First deputy member of the Norwegian Parliament for Oslo
- In office 1993–1997

Personal details
- Born: 14 February 1961 (age 64)
- Political party: Center Party
- Alma mater: University of Oslo

= Margaret E. Hillestad =

Norwegian politician (born 1961)

Margaret Eide Hillestad (born 14 February 1961, in Oslo) is a Norwegian politician for the Centre Party and a former deputy MP.

==Education and professional background==

Hillestad is an economist with a cand.oecon. degree from the University of Oslo (1988), and works as a project leader for the research institute AgriAnalyse.

==Political career==

She was President of the Centre Party Women's Association and a member of the executive board of the Centre Party 2005–2010. She has also been leader of Oslo Centre Party and the party's top candidate from Oslo in several parliamentary and municipal elections.

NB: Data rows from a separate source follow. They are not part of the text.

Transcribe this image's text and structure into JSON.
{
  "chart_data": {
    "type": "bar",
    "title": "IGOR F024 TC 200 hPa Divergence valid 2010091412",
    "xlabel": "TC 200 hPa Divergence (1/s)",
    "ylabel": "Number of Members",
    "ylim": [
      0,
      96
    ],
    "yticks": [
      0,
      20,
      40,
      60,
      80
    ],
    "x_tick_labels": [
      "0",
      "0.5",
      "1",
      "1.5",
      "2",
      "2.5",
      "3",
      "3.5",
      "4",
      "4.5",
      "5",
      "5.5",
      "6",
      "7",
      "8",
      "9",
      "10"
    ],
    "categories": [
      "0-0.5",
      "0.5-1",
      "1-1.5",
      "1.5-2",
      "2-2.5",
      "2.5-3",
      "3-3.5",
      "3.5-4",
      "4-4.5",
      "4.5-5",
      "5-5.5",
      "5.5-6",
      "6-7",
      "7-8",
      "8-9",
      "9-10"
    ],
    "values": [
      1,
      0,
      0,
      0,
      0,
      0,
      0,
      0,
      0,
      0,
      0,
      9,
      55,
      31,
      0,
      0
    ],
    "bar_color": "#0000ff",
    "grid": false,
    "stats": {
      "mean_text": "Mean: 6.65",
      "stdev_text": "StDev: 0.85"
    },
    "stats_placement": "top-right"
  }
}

As her party's top candidate from the Oslo constituency, she was elected as the first deputy member of the Norwegian Parliament from Oslo in the 1993 Norwegian parliamentary election and met 105 days as a member of parliament during the term 1993–1997.

She has also been leader of No to the EU in Oslo. She was a deputy member of the Oslo city council 1991–1995. She was also a member of the government-appointed Commission on families and children (1995–1996) which prepared Norwegian Official Report 1996:13 on the government's financial support of families.